The law's aim had been to allow the prosecution of cases that occurred when the victims were young and possibly too terrified to report the abuse. With the high court's action, the criminal case against Rucker dissolved, along with 10 others.

Rucker, who was barred from public ministry in 2002, paid Dispenza $25,000 to cover the counseling she needed for years.

"Looking back, I was naive," she said. "I almost felt sorry — poor man. He said I just happened to be the little girl in the wrong place at the wrong time.

"Rucker said he went to a counselor once. [The counselor] said, 'You don't need to worry about this. You're going to forget about it. She's going to forget about it.' "

Ten years later, when she learned that others alleged that Rucker had molested them, she joined litigation against the archdiocese.

"Of course, I feel a sense of gratitude that it's done," she said of the settlement, adding that she sympathizes with 500 alleged victims who have yet to receive compensation. "It angers me somewhat."

RESISTANT: Cardinal Roger M. Mahony says: "The argument isn't with me, it's between the priests who own the files and the plaintiffs and the judges."
Photo by Genaro Molina / LAT

She says she's forgiven Rucker — "He's sick, he's a pedophile" — and "I can forgive the church." But she can't forgive Cardinal Roger M. Mahony.

She said she wrote to Mahony two years ago and has yet to receive a response. "I'd like to tell him what this meant for me. I'd like to tell him how he's hurting the church," she said.

Dispenza has retired and is living in Seattle. She said there are long periods of her life of which she has no recollection.
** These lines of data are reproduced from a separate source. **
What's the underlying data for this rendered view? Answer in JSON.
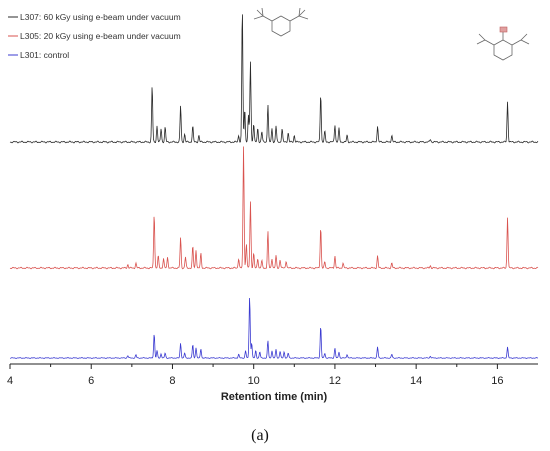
{
  "chart_data": {
    "type": "line",
    "title": "",
    "panel_label": "(a)",
    "xlabel": "Retention time (min)",
    "ylabel": "",
    "xlim": [
      4,
      17
    ],
    "x_ticks": [
      4,
      6,
      8,
      10,
      12,
      14,
      16
    ],
    "grid": false,
    "legend_position": "top-left",
    "colors": {
      "axis": "#222222",
      "text": "#222222"
    },
    "series": [
      {
        "name": "L307: 60 kGy using e-beam under vacuum",
        "color": "#2b2b2b",
        "peaks": [
          [
            7.5,
            0.42
          ],
          [
            7.62,
            0.12
          ],
          [
            7.72,
            0.1
          ],
          [
            7.82,
            0.11
          ],
          [
            8.2,
            0.27
          ],
          [
            8.3,
            0.06
          ],
          [
            8.5,
            0.12
          ],
          [
            8.65,
            0.05
          ],
          [
            9.63,
            0.05
          ],
          [
            9.72,
            1.0
          ],
          [
            9.78,
            0.25
          ],
          [
            9.87,
            0.2
          ],
          [
            9.92,
            0.6
          ],
          [
            10.0,
            0.14
          ],
          [
            10.1,
            0.1
          ],
          [
            10.2,
            0.08
          ],
          [
            10.35,
            0.28
          ],
          [
            10.45,
            0.1
          ],
          [
            10.55,
            0.12
          ],
          [
            10.7,
            0.1
          ],
          [
            10.85,
            0.07
          ],
          [
            11.0,
            0.05
          ],
          [
            11.65,
            0.36
          ],
          [
            11.75,
            0.08
          ],
          [
            12.0,
            0.13
          ],
          [
            12.1,
            0.1
          ],
          [
            12.3,
            0.05
          ],
          [
            13.05,
            0.12
          ],
          [
            13.4,
            0.05
          ],
          [
            14.35,
            0.02
          ],
          [
            16.25,
            0.3
          ]
        ]
      },
      {
        "name": "L305: 20 kGy using e-beam under vacuum",
        "color": "#d9534f",
        "peaks": [
          [
            6.9,
            0.03
          ],
          [
            7.1,
            0.04
          ],
          [
            7.55,
            0.45
          ],
          [
            7.65,
            0.1
          ],
          [
            7.78,
            0.08
          ],
          [
            7.88,
            0.09
          ],
          [
            8.2,
            0.25
          ],
          [
            8.32,
            0.09
          ],
          [
            8.5,
            0.18
          ],
          [
            8.58,
            0.15
          ],
          [
            8.7,
            0.12
          ],
          [
            9.63,
            0.08
          ],
          [
            9.75,
            1.0
          ],
          [
            9.82,
            0.2
          ],
          [
            9.92,
            0.55
          ],
          [
            10.0,
            0.12
          ],
          [
            10.1,
            0.08
          ],
          [
            10.2,
            0.06
          ],
          [
            10.35,
            0.3
          ],
          [
            10.45,
            0.08
          ],
          [
            10.55,
            0.1
          ],
          [
            10.65,
            0.07
          ],
          [
            10.8,
            0.06
          ],
          [
            11.65,
            0.34
          ],
          [
            11.75,
            0.05
          ],
          [
            12.0,
            0.1
          ],
          [
            12.2,
            0.04
          ],
          [
            13.05,
            0.1
          ],
          [
            13.4,
            0.04
          ],
          [
            14.35,
            0.02
          ],
          [
            16.25,
            0.42
          ]
        ]
      },
      {
        "name": "L301: control",
        "color": "#3b3bd1",
        "peaks": [
          [
            6.9,
            0.04
          ],
          [
            7.1,
            0.05
          ],
          [
            7.55,
            0.4
          ],
          [
            7.62,
            0.12
          ],
          [
            7.72,
            0.07
          ],
          [
            7.82,
            0.08
          ],
          [
            8.2,
            0.24
          ],
          [
            8.3,
            0.08
          ],
          [
            8.5,
            0.22
          ],
          [
            8.58,
            0.17
          ],
          [
            8.7,
            0.15
          ],
          [
            9.63,
            0.06
          ],
          [
            9.8,
            0.12
          ],
          [
            9.9,
            1.0
          ],
          [
            9.95,
            0.25
          ],
          [
            10.05,
            0.12
          ],
          [
            10.15,
            0.1
          ],
          [
            10.35,
            0.28
          ],
          [
            10.45,
            0.12
          ],
          [
            10.55,
            0.14
          ],
          [
            10.65,
            0.11
          ],
          [
            10.75,
            0.1
          ],
          [
            10.85,
            0.08
          ],
          [
            11.65,
            0.52
          ],
          [
            11.75,
            0.08
          ],
          [
            12.0,
            0.16
          ],
          [
            12.1,
            0.1
          ],
          [
            12.3,
            0.06
          ],
          [
            13.05,
            0.18
          ],
          [
            13.4,
            0.06
          ],
          [
            14.35,
            0.03
          ],
          [
            16.25,
            0.18
          ]
        ]
      }
    ]
  }
}
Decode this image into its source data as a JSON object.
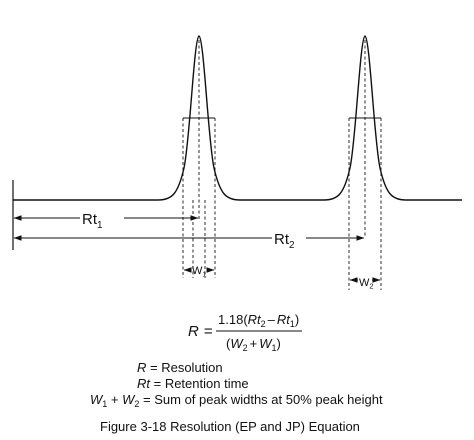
{
  "diagram": {
    "labels": {
      "rt1": {
        "main": "Rt",
        "sub": "1"
      },
      "rt2": {
        "main": "Rt",
        "sub": "2"
      },
      "w1": {
        "main": "W",
        "sub": "1"
      },
      "w2": {
        "main": "W",
        "sub": "2"
      }
    }
  },
  "equation": {
    "lhs": "R",
    "equals": "=",
    "numerator": {
      "coefficient": "1.18",
      "open": "(",
      "term1": "Rt",
      "term1_sub": "2",
      "minus": "–",
      "term2": "Rt",
      "term2_sub": "1",
      "close": ")"
    },
    "denominator": {
      "open": "(",
      "term1": "W",
      "term1_sub": "2",
      "plus": "+",
      "term2": "W",
      "term2_sub": "1",
      "close": ")"
    }
  },
  "legend": [
    {
      "symbol": "R",
      "text": " = Resolution"
    },
    {
      "symbol": "Rt",
      "text": " = Retention time"
    },
    {
      "symbol1": "W",
      "sub1": "1",
      "plus": " + ",
      "symbol2": "W",
      "sub2": "2",
      "text": " = Sum of peak widths at 50% peak height"
    }
  ],
  "caption": "Figure 3-18  Resolution (EP and JP) Equation"
}
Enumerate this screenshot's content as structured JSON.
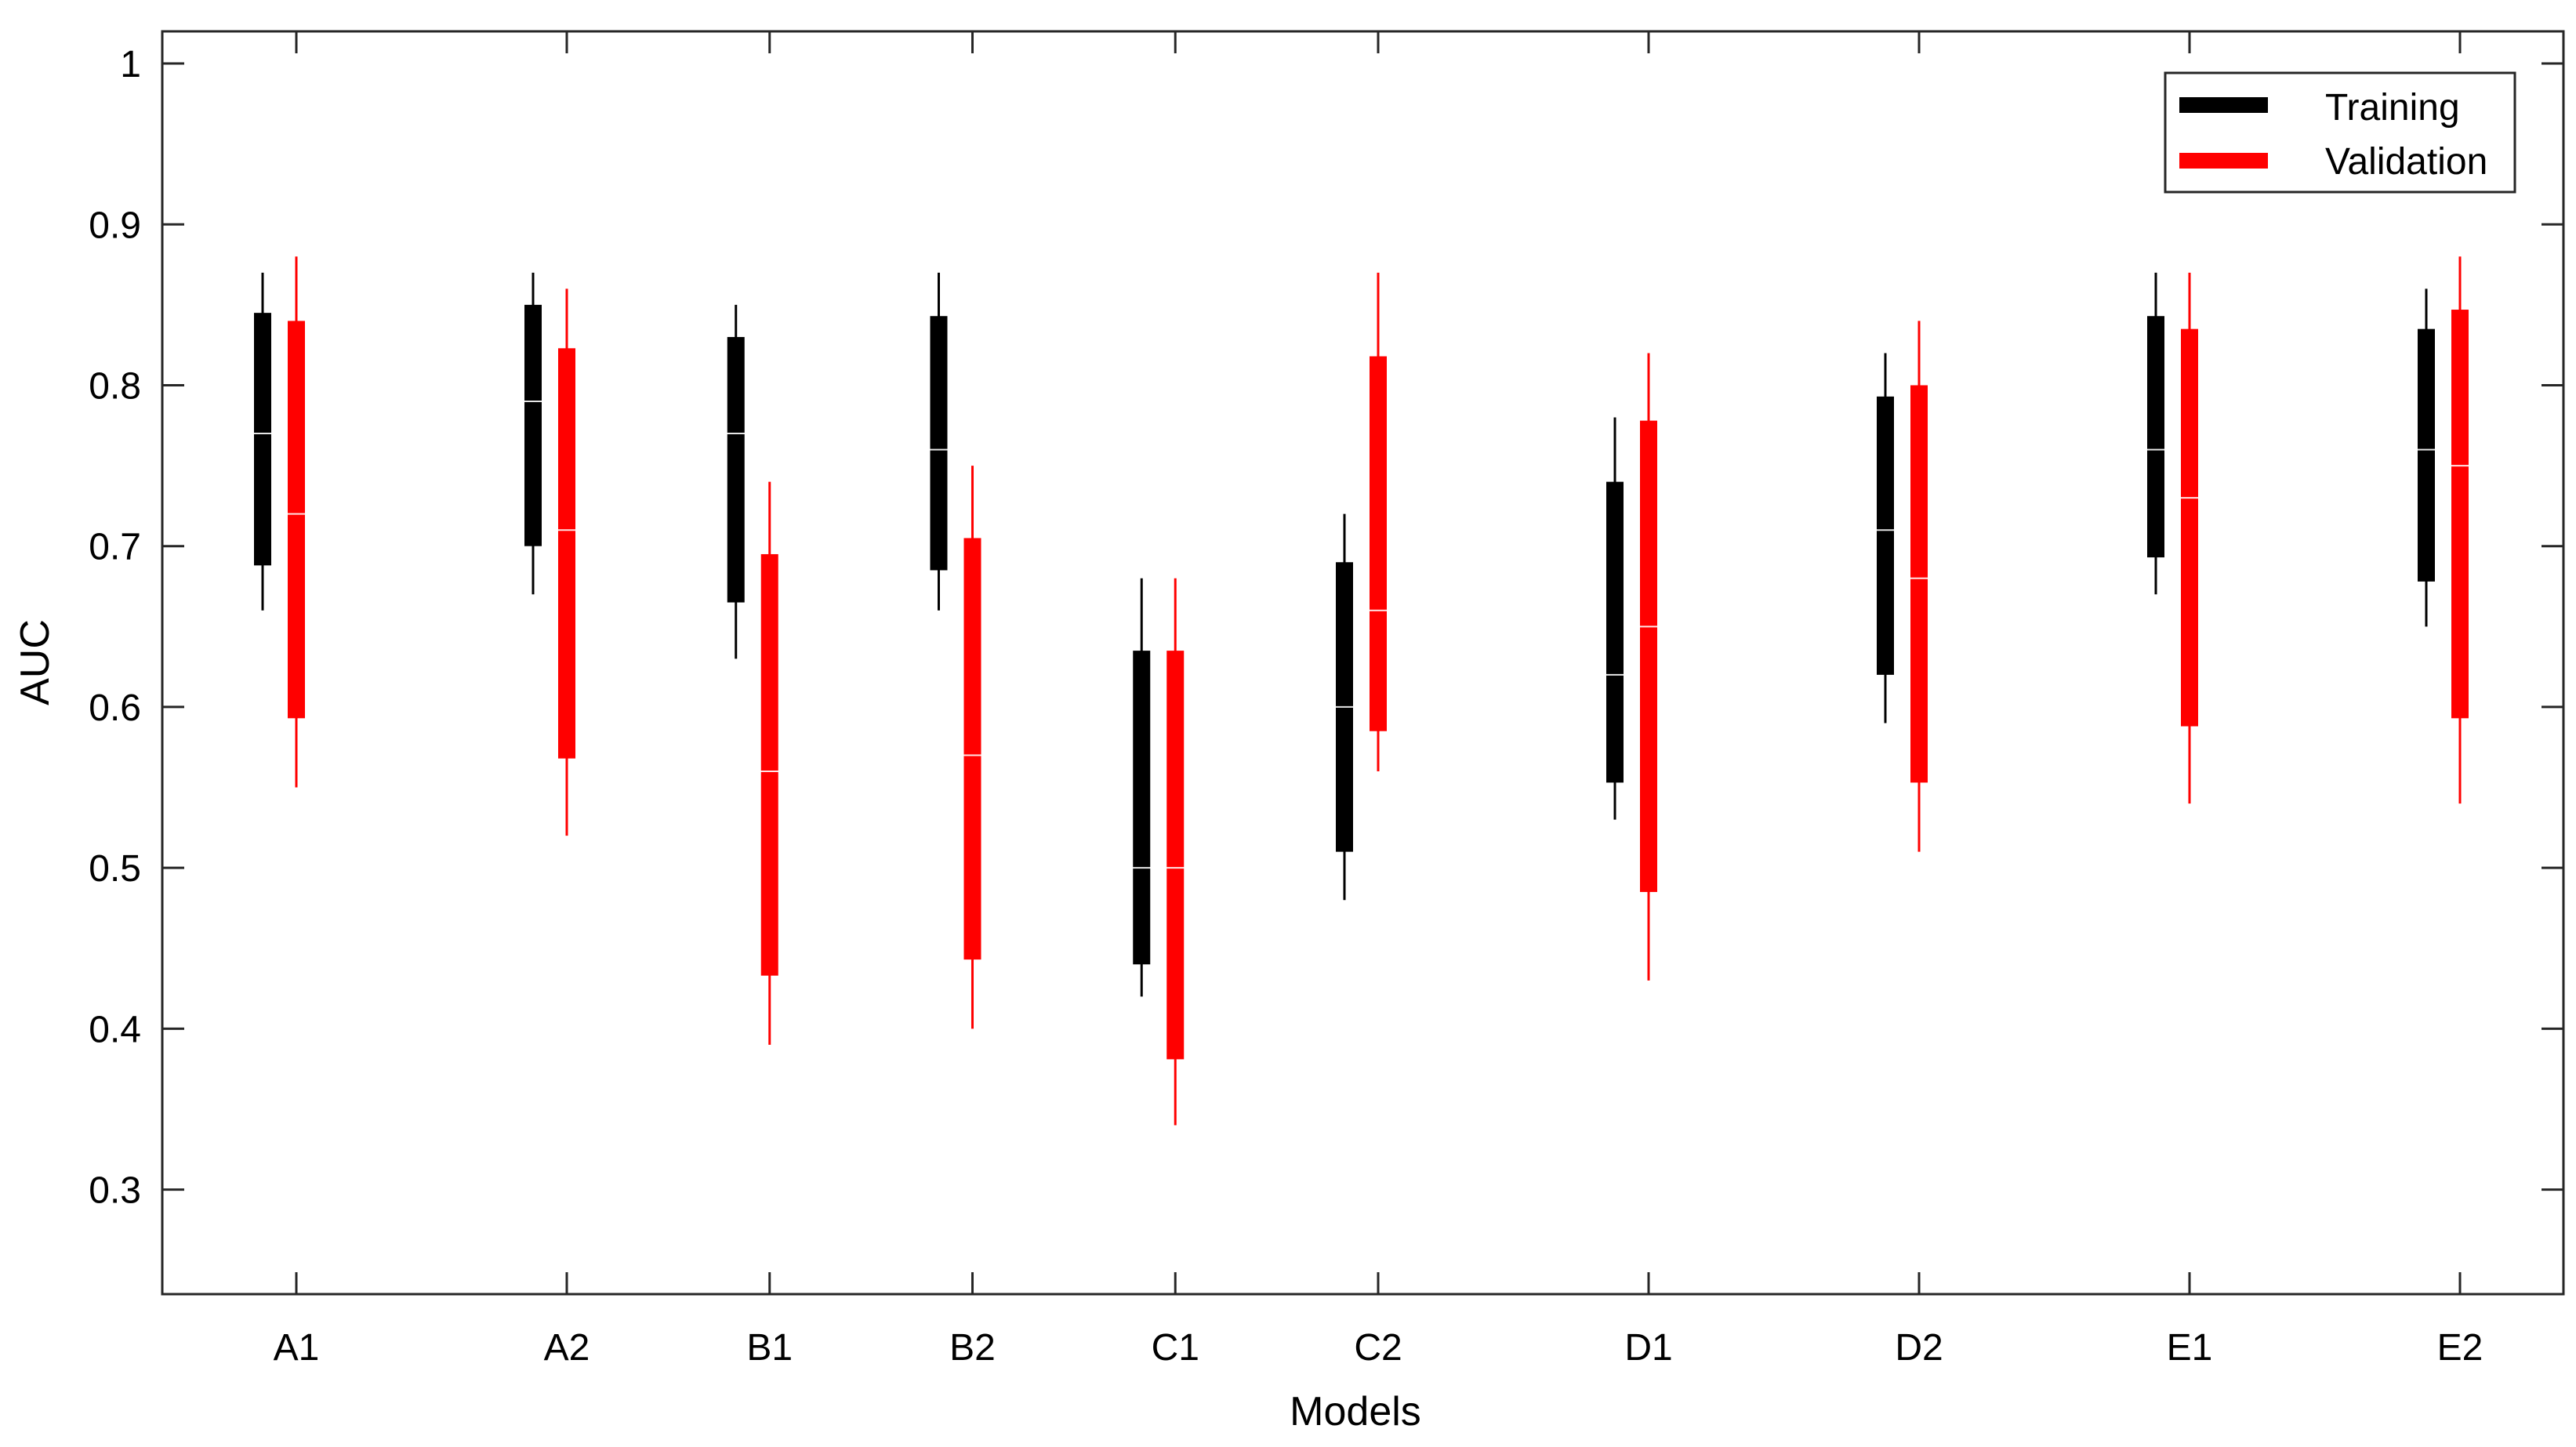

She credits her faith for helping her survive. She liberally quotes Viktor Emil Frankl, a Viennese doctor who survived German concentration camps, and philosopher Friedrich Nietzsche. Their writings inspired her, allowing her to find "the pearls" within difficult and painful experiences.

"I found my own personal pearl. Because of the shame, I knew it was so wrong, I couldn't tell anyone. So I talked to God," she said simply. "The little pearl for me was the development of a strong connection to God as a person I could speak to, tell anything to, who already knew. That was a saving grace. I would believe."